After the American Century: The Ends of U. S. Culture in the Middle East
By Brian T. Edwards
Columbia University Press, 2015
It’s been said that a single aspiration connects all Middle Eastern people; to eat at McDonalds and shop at Wal-Mart, just like everyone else. Exaggeration? Maybe. But the comparison captures an obvious truth: that American attitudes and ideals have been disproportionately popular in the region for decades. “After the American Century” by author Brian T. Edwards, on the other hand, offers the counterargument that technology has and will continue to change this paradigm.
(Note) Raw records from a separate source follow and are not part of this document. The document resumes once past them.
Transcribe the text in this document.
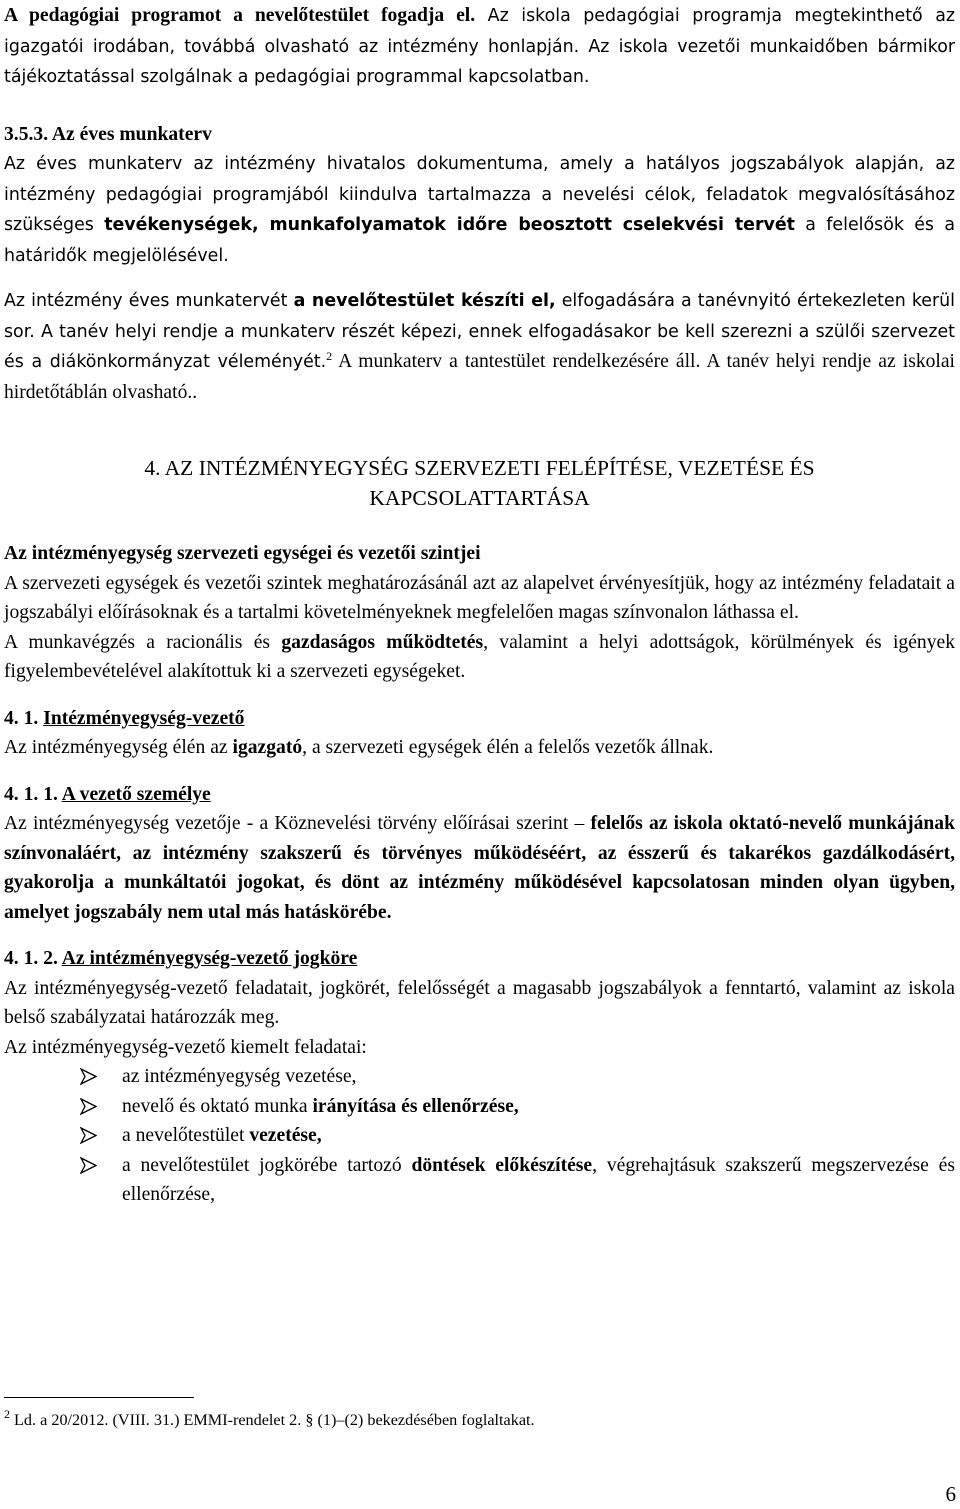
A pedagógiai programot a nevelőtestület fogadja el. Az iskola pedagógiai programja megtekinthető az igazgatói irodában, továbbá olvasható az intézmény honlapján. Az iskola vezetői munkaidőben bármikor tájékoztatással szolgálnak a pedagógiai programmal kapcsolatban.

3.5.3. Az éves munkaterv

Az éves munkaterv az intézmény hivatalos dokumentuma, amely a hatályos jogszabályok alapján, az intézmény pedagógiai programjából kiindulva tartalmazza a nevelési célok, feladatok megvalósításához szükséges tevékenységek, munkafolyamatok időre beosztott cselekvési tervét a felelősök és a határidők megjelölésével.

Az intézmény éves munkatervét a nevelőtestület készíti el, elfogadására a tanévnyitó értekezleten kerül sor. A tanév helyi rendje a munkaterv részét képezi, ennek elfogadásakor be kell szerezni a szülői szervezet és a diákönkormányzat véleményét.$^2$ A munkaterv a tantestület rendelkezésére áll. A tanév helyi rendje az iskolai hirdetőtáblán olvasható..

4. AZ INTÉZMÉNYEGYSÉG SZERVEZETI FELÉPÍTÉSE, VEZETÉSE ÉS

KAPCSOLATTARTÁSA

Az intézményegység szervezeti egységei és vezetői szintjei

A szervezeti egységek és vezetői szintek meghatározásánál azt az alapelvet érvényesítjük, hogy az intézmény feladatait a jogszabályi előírásoknak és a tartalmi követelményeknek megfelelően magas színvonalon láthassa el.

A munkavégzés a racionális és gazdaságos működtetés, valamint a helyi adottságok, körülmények és igények figyelembevételével alakítottuk ki a szervezeti egységeket.

4. 1. Intézményegység-vezető

Az intézményegység élén az igazgató, a szervezeti egységek élén a felelős vezetők állnak.

4. 1. 1. A vezető személye

Az intézményegység vezetője - a Köznevelési törvény előírásai szerint – felelős az iskola oktató-nevelő munkájának színvonaláért, az intézmény szakszerű és törvényes működéséért, az ésszerű és takarékos gazdálkodásért, gyakorolja a munkáltatói jogokat, és dönt az intézmény működésével kapcsolatosan minden olyan ügyben, amelyet jogszabály nem utal más hatáskörébe.

4. 1. 2. Az intézményegység-vezető jogköre

Az intézményegység-vezető feladatait, jogkörét, felelősségét a magasabb jogszabályok a fenntartó, valamint az iskola belső szabályzatai határozzák meg.

Az intézményegység-vezető kiemelt feladatai:

az intézményegység vezetése,
nevelő és oktató munka irányítása és ellenőrzése,
a nevelőtestület vezetése,
a nevelőtestület jogkörébe tartozó döntések előkészítése, végrehajtásuk szakszerű megszervezése és ellenőrzése,
$^2$ Ld. a 20/2012. (VIII. 31.) EMMI-rendelet 2. § (1)–(2) bekezdésében foglaltakat.
6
American capitalism acts as the starting point. Few would disagree that Western financiers and war-profiteers have, for a long time, exacted a heavy toll in places like Baghdad and Beirut. Some argue this tough-love to be counterbalanced by progressive ideals like freedom and democracy, openness and understanding and, of course, Wal-Mart and McDonalds — ideals made even more accessible by American innovation and technology. After all, many credit social media with bringing about the Arab Spring.
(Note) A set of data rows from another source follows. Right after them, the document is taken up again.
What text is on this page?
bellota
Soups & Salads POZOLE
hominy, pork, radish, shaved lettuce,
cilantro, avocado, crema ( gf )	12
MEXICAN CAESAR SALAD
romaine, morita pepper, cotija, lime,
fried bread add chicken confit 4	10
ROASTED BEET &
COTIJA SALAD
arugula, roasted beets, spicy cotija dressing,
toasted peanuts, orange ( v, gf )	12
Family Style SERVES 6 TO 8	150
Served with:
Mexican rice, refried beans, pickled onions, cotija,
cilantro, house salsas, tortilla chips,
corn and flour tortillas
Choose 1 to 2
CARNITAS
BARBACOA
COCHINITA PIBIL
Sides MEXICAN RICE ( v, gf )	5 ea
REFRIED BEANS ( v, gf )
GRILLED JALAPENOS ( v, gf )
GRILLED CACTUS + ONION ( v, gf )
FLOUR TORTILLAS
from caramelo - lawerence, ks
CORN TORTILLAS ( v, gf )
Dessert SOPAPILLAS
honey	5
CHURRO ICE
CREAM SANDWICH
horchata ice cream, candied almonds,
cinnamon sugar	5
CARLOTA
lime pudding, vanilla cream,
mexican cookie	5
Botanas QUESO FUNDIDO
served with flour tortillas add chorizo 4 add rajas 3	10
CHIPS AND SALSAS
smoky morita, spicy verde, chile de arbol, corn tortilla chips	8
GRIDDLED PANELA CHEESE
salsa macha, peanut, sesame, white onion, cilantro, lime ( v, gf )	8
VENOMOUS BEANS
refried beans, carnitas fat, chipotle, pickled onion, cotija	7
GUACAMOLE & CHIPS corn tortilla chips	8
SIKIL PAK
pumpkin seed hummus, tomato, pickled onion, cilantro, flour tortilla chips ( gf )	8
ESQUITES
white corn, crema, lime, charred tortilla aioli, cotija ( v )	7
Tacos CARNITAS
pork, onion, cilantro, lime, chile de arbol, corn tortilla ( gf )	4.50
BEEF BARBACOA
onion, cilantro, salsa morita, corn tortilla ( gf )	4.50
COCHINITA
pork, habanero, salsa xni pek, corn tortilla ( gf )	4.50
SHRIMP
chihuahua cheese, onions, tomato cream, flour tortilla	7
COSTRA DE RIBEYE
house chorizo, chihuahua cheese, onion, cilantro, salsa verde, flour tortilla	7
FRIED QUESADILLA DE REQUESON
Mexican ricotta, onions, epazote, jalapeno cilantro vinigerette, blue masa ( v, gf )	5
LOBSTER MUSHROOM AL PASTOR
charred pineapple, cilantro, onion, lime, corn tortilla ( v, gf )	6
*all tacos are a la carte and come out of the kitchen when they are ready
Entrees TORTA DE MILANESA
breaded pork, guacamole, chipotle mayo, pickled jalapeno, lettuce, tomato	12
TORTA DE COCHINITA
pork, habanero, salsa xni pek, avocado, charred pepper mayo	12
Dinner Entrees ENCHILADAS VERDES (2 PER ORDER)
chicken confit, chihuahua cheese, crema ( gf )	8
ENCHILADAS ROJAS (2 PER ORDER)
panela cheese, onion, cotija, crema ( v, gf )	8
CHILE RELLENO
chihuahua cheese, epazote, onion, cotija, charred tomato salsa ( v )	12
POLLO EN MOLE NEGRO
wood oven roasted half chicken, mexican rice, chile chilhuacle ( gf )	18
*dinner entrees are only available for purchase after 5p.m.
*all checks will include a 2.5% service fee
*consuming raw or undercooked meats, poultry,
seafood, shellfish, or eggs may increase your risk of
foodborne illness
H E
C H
Edwards, however, argues that, far from furthering Western values in Tunis and Cairo, innovations like the cell phone, the internet and social networking have clouded the picture. Advances in technology, he claims, have actually shifted the cultural dynamic away from blind admiration of the West and cast it in a more skeptical light. Traditional viewpoints once dominated by pro-regime propaganda, restrictive cultural norms and billboards tempting thirsty Arabs with Coca Cola have given way to a political counterculture critical of the West, while at the same time empowered by communications platforms that never before existed.
The author devotes a chapter to the actual effects of Facebook and Twitter on the uprising in Egypt. He also looks at the attitudes of young Iranians toward the bias and stereotypes enmeshed in American film and entertainment, and then examines the broadening of sexual freedoms in Morocco, as well as the risks of “coming out.”
The many references to contemporary Middle Eastern literature and film remain one indispensable aspect of “After the American Century.” The works of writer Ahmed Alaidy, graphic novelist Magdy Al Shafee, and film maker Leila Kilani, as well as many others, provide a backdrop against which Western cultural values can be compared. And while I wouldn’t agree with every conclusion the author draws, he does a good job of framingthe attitude shifts occurring within modern Middle Eastern society, particularly examining how technology drives them.
Still, the question remains: as technology brings about social change in the Middle East, how will this change be shaped by the people? I guess we’ll have to wait and see.